K5 Global provides discretionary investment advisory services to the Funds in respect of
their investment portfolios, as well as certain ancillary managerial and administrative services,
including, without limitation, (i) identifying, screening, and evaluating investment opportunities,
structuring,
negotiating, and recommending strategies for the management and disposition of
investments; (ii) monitoring the performance of investments; and (iii) disposing of such
investments when deemed appropriate. Investments in Funds are privately offered only to qualified
investors, typically institutional investors (for example, public and private pension funds) and
eligible high-net-worth individuals. The advisory services provided by K5 Global are described in
more detail in the governing documents of each of the Funds.
K5 Global’s advisory services are geared to the management of the Funds, are described
in more detail in the relevant limited partnership agreement or limited liability company
agreement, the private placement memorandum, and/or other analogous organizational documents
of the Fund (collectively the “Offering Documents”) and are further described below in “Methods
of Analysis, Investment Strategies and Risk of Loss.” Investors in the Funds are referred to in this
Brochure as “Investors” or “Limited Partners.” Investors and prospective Investors in each Fund
should refer to the Offering Documents of the applicable Fund for information on the investment
objectives and investment restrictions with respect to such Fund. There is no assurance that any
Fund’s investment objectives will be achieved. Investment restrictions applicable to specific Funds
are customarily imposed in the Offering Documents for such Funds, as agreed upon with Investors.

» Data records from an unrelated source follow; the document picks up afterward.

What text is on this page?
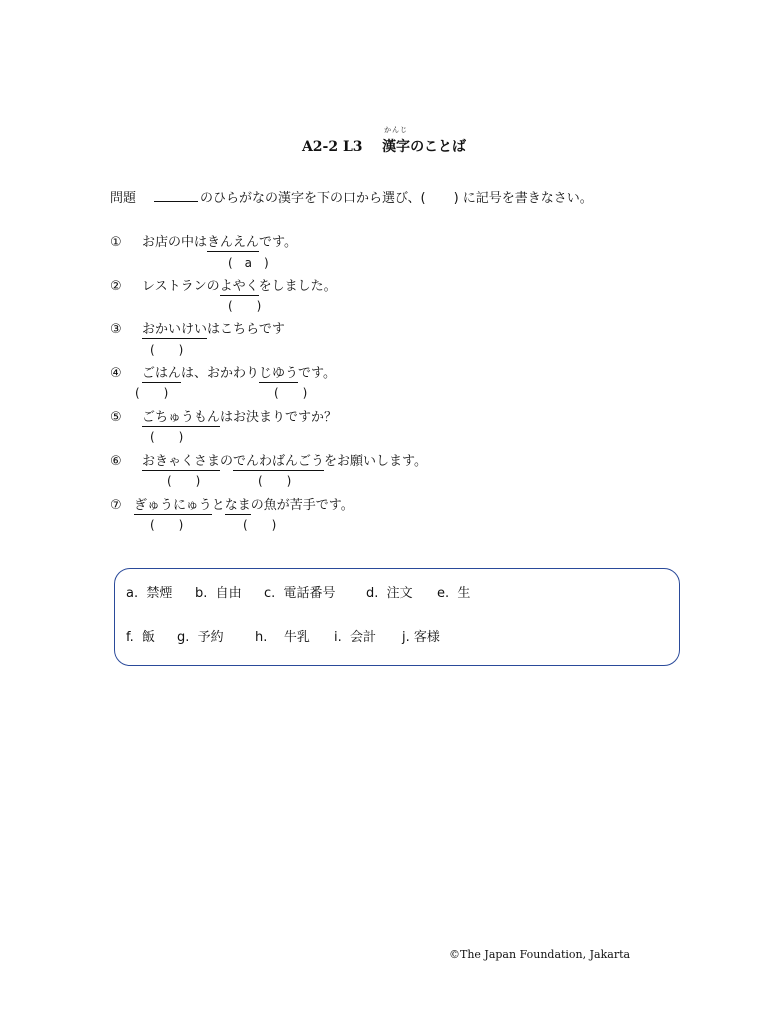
A2-2 L3
かんじ
漢字のことば
問題	のひらがなの漢字を下の口から選び、( ) に記号を書きなさい。
① お店の中はきんえんです。
(　a　)
② レストランのよやくをしました。
(　　)
③ おかいけいはこちらです
(　　)
④ ごはんは、おかわりじゆうです。
(　　)	(　　)
⑤ ごちゅうもんはお決まりですか？
(　　)
⑥ おきゃくさまのでんわばんごうをお願いします。
(　　)	(　　)
⑦ ぎゅうにゅうとなまの魚が苦手です。
(　　)	(　　)
a. 禁煙 b. 自由 c. 電話番号 d. 注文 e. 生
f. 飯 g. 予約 h. 牛乳 i. 会計 j. 客様
©The Japan Foundation, Jakarta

Investors participate in the overall investment program of the applicable Fund, but in
certain circumstances are excused from a particular investment due to legal, regulatory, or other
agreed-upon circumstances pursuant to the Offering Documents; for the avoidance of doubt, such
arrangements generally do not and will not create an adviser-client relationship between K5 Global
and any Investor. K5 Global has entered (and expects to continue to do so in the future) other
agreements with the Limited Partners which have the effect of establishing additional rights or
altering or supplementing the terms of the investment documents (“Side Letters”). Further, in the
sole discretion of K5 Global, Limited Partners in a Fund can be offered the opportunity to co-invest
in one or more underlying portfolio investments of the Funds managed by K5 Global (such an
event having already occurred in select cases). K5 Global is also permitted to form co-investment
vehicles or other entities to co-invest with certain other Funds in one or more portfolio companies.
K5 Global does not sponsor any wrap fee programs.
As of December 31, 2023, K5 Global managed $4,152,418,492 of client assets on a
discretionary basis and $150,940,083 of client assets on a non-discretionary basis.